A fuzzy CMAC (cerebellar model articulation controller) neural network model based on the CA concept was given in [34, 35]. In [36], the structure of the CMAC network was incorporated into self-organizing map (SOM) to construct a self-organizing CMAC (SOCMAC) network, and based on gray relational analysis; a CA technique for SOCMAC learning was introduced to hasten the overall learning process.

In social credit assignment, the CA was viewed socially. In [7], a computational model was introduced based on the psychological attribution theory. With this computational model the social inference in human-centric societies was modelled and the human behavior was predicted. With the aid of this model, attribution variables, causality, foreseeability, intention, and coercion are also modelled. Causality is the connection between actions and effects; foreseeability is the ability of prediction of the consequence of agents; intention is the commitment to work toward a certain act or outcome; and in coercion, the agent may be coerced to act but not coerced to achieve any outcome of the action. In [7], the authors discussed that the proper assignment of the credit in a social setting must not only consider actions and the knowledge state of different agents, but also utilize information available to reason about key attributions that contribute to the judgement process.

In [37] a method was proposed in which in addition to local rewards, social reinforcement was also added. This method considered the case when an agent observes other agents and attempts to imitate their behavior, and vicarious rewards were given when other agents received rewards.

Multi agent systems are another area where CA problem appears. In these systems, the components in Minsky definition are agents working with each other and the result is portrayed to the environment. The received feedback is based on the collective behavior of the team, not individual behavior.

One of the methods proposed in the multi-agent domain was knowledge-based credit assignment (KEBCA) [11], distributing the feedback according to the knowledge of agents. The agent’s knowledge was quantified in such a way that they can be compared and sorted. This process was carried out through some measures such as expertness, and certainty. If the knowledge of the agent was below of a threshold, the agent would be penalized, otherwise it would be rewarded. Another suggestion was that the agents would be partitioned into three groups: the first group is penalized, the second neither penalized nor rewarded, and the third rewarded. The author of [38] suggested a novel multi-agent active noise control (ANC) formulation via a slight modification of KEBCA.

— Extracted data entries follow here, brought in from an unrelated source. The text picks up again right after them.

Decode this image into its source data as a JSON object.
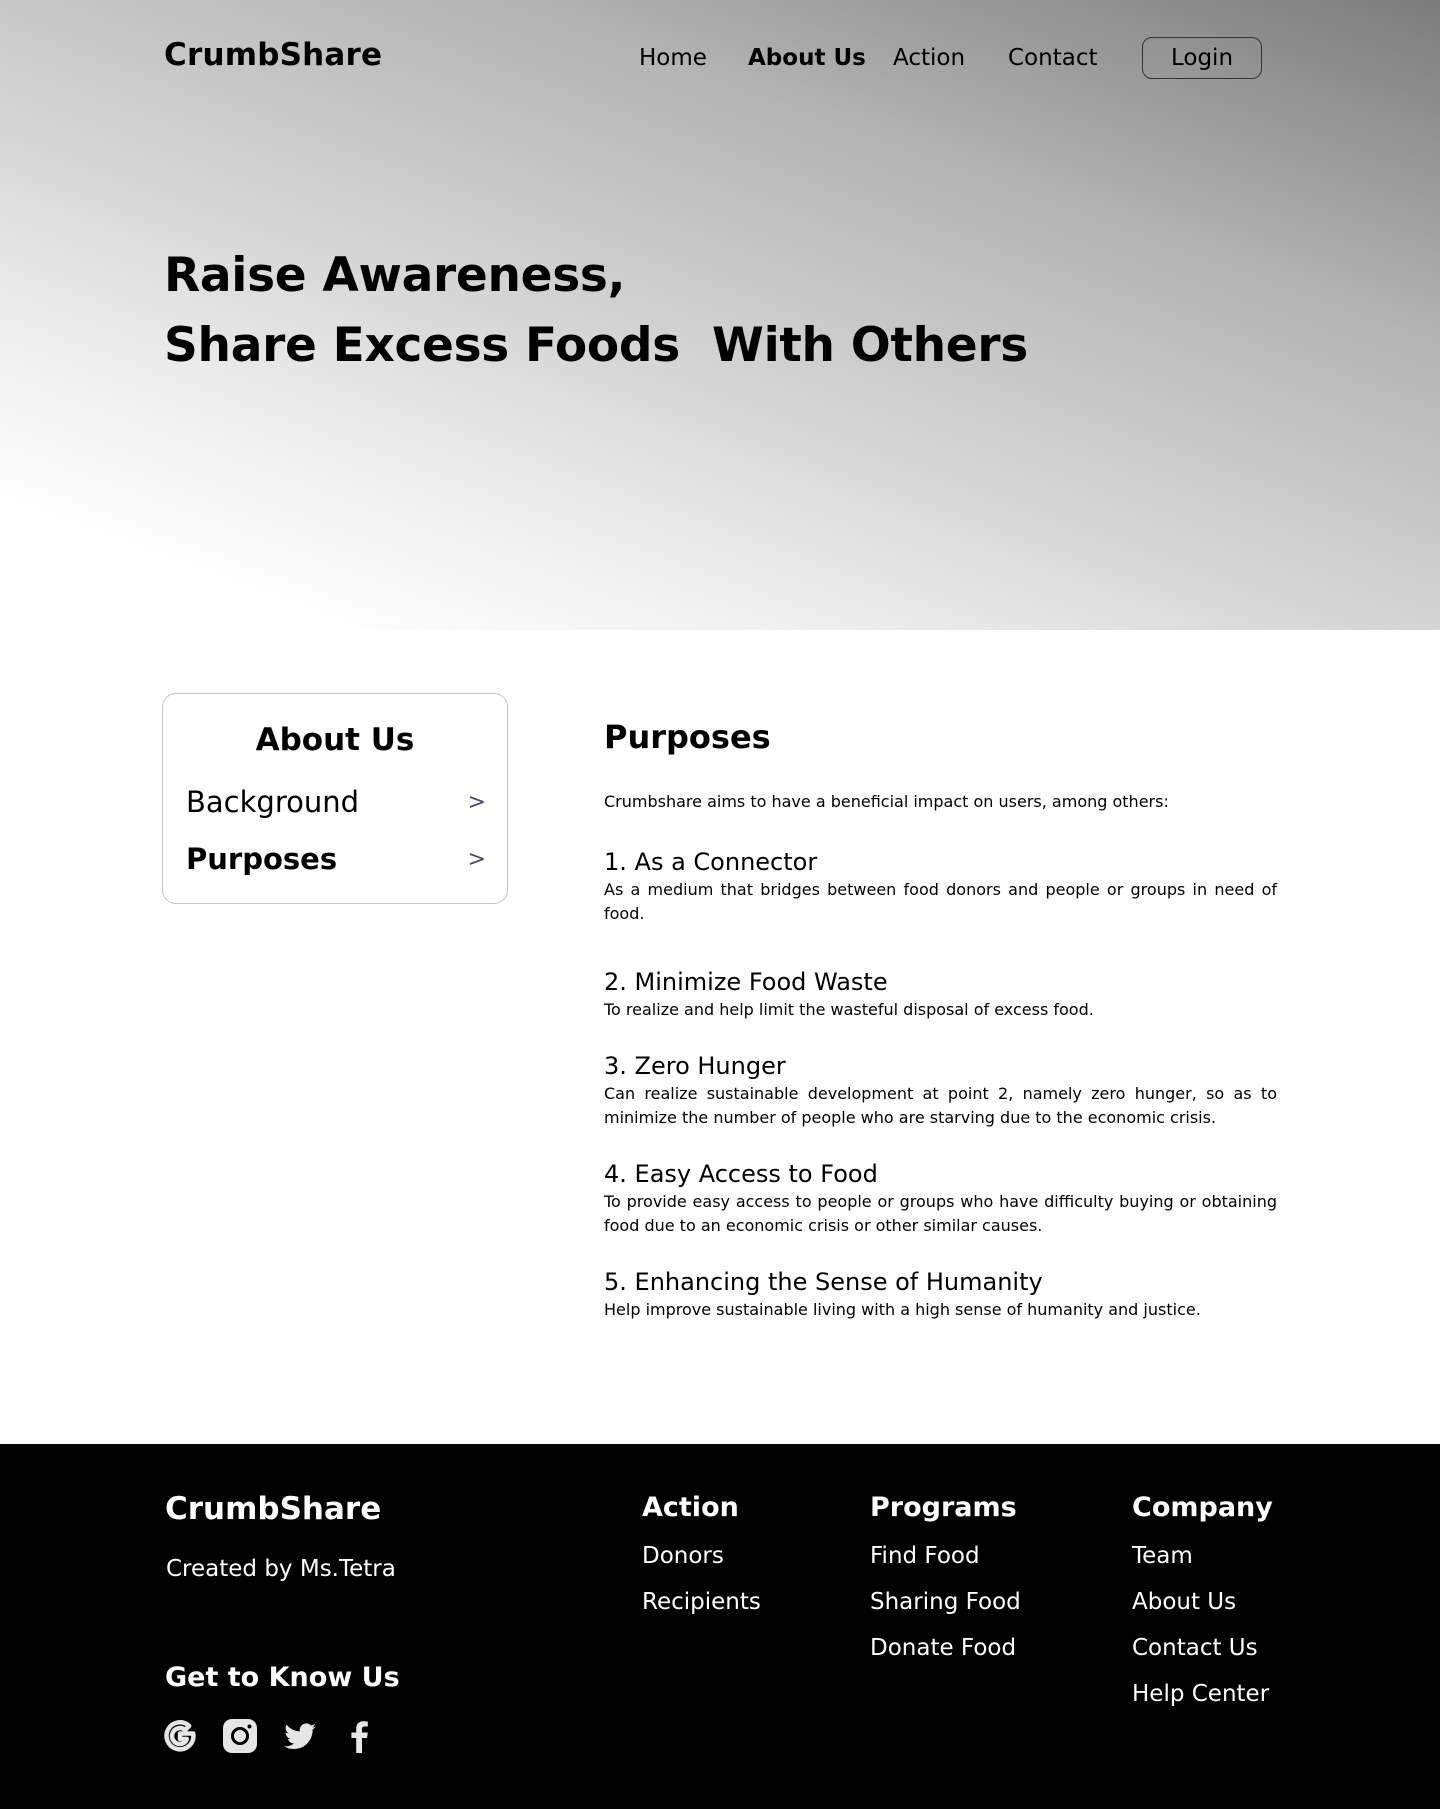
{
  "header": {
    "logo": "CrumbShare",
    "nav": [
      "Home",
      "About Us",
      "Action",
      "Contact"
    ],
    "login_label": "Login"
  },
  "hero": {
    "line1": "Raise Awareness,",
    "line2": "Share Excess Foods  With Others"
  },
  "sidebar": {
    "title": "About Us",
    "items": [
      {
        "label": "Background",
        "chevron": ">"
      },
      {
        "label": "Purposes",
        "chevron": ">"
      }
    ]
  },
  "main": {
    "title": "Purposes",
    "intro": "Crumbshare aims to have a beneficial impact on users, among others:",
    "purposes": [
      {
        "title": "1. As a Connector",
        "text": "As a medium that bridges between food donors and people or groups in need of food."
      },
      {
        "title": "2. Minimize Food Waste",
        "text": "To realize and help limit the wasteful disposal of excess food."
      },
      {
        "title": "3. Zero Hunger",
        "text": "Can realize sustainable development at point 2, namely zero hunger, so as to minimize the number of people who are starving due to the economic crisis."
      },
      {
        "title": "4. Easy Access to Food",
        "text": "To provide easy access to people or groups who have difficulty buying or obtaining food due to an economic crisis or other similar causes."
      },
      {
        "title": "5. Enhancing the Sense of Humanity",
        "text": "Help improve sustainable living with a high sense of humanity and justice."
      }
    ]
  },
  "footer": {
    "logo": "CrumbShare",
    "created_by": "Created by Ms.Tetra",
    "know_us": "Get to Know Us",
    "socials": [
      "google-icon",
      "instagram-icon",
      "twitter-icon",
      "facebook-icon"
    ],
    "columns": [
      {
        "title": "Action",
        "links": [
          "Donors",
          "Recipients"
        ]
      },
      {
        "title": "Programs",
        "links": [
          "Find Food",
          "Sharing Food",
          "Donate Food"
        ]
      },
      {
        "title": "Company",
        "links": [
          "Team",
          "About Us",
          "Contact Us",
          "Help Center"
        ]
      }
    ]
  },
  "colors": {
    "footer_bg": "#000000",
    "hero_gradient_dark": "#7c7c7c",
    "hero_gradient_light": "#ffffff"
  }
}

Some researches tried to unify the temporal and multi-agent CA with the notion of a time-extended single-agent problem as a multi-agent single-time-step problem [3]. Another term for multi-agent credit assignment is collective intelligence (COIN) [39], the two are almost equivalent. The main results obtained from COIN only concern situations where agents can be organized in sub-groups working on totally independent problems.

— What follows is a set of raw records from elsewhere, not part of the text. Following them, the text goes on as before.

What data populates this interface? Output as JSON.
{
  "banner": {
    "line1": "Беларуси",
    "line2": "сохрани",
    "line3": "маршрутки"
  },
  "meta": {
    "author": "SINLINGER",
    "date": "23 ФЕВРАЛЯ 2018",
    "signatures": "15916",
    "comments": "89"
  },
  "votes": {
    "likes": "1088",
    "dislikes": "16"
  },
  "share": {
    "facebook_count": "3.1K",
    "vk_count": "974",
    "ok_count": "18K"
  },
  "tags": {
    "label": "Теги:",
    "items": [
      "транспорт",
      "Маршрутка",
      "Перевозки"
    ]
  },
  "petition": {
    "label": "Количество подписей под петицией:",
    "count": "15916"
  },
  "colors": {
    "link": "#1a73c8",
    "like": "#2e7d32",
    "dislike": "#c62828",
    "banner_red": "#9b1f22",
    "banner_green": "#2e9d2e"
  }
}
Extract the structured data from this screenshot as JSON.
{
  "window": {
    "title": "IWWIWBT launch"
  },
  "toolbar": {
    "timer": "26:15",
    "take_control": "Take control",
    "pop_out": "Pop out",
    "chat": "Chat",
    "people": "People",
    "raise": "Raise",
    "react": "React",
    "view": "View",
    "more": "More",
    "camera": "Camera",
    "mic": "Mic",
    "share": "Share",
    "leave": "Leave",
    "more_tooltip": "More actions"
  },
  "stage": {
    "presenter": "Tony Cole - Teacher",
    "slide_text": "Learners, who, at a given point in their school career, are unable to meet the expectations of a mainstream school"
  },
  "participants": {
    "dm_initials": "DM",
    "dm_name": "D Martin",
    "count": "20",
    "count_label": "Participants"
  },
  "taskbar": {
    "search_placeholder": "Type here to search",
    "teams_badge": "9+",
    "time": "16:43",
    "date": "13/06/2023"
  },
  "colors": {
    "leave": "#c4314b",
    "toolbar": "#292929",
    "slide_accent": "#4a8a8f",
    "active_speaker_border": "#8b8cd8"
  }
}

In the existence of a large number of agents, the authors of [40] suggested the use of wonderful life utility and claimed that it is better than both local and global rewards. Tangamchit tried to compare averaging rewards and discounting rewards (that was emphasizing immediate rewards over long-time rewards), and concluded that averaging is better than discounting [41]. Fu tried to solve the problem with the aid of policy and action learning using state information [42].

The topic was also discussed in hierarchical reinforcement learning. This was done in the form of a modular reward, which was calculated from the temporal difference of the module gating signal and the value of the succeeding module. Modular reward was implemented for multiple model-based reinforcement learning (MMRL) architecture [43].

In [44], an online optimal control method is proposed for nonzero sum games of continuous-time, which is to some extent similar to the credit assignment problem, and in [45] a similar problem is solved in e-commerce application. Other recent works like methods proposed in [46 , 48] explored credit assignment in domains like deep learning. Some other methods like action abstraction [49] may be used to tackle the CA problem.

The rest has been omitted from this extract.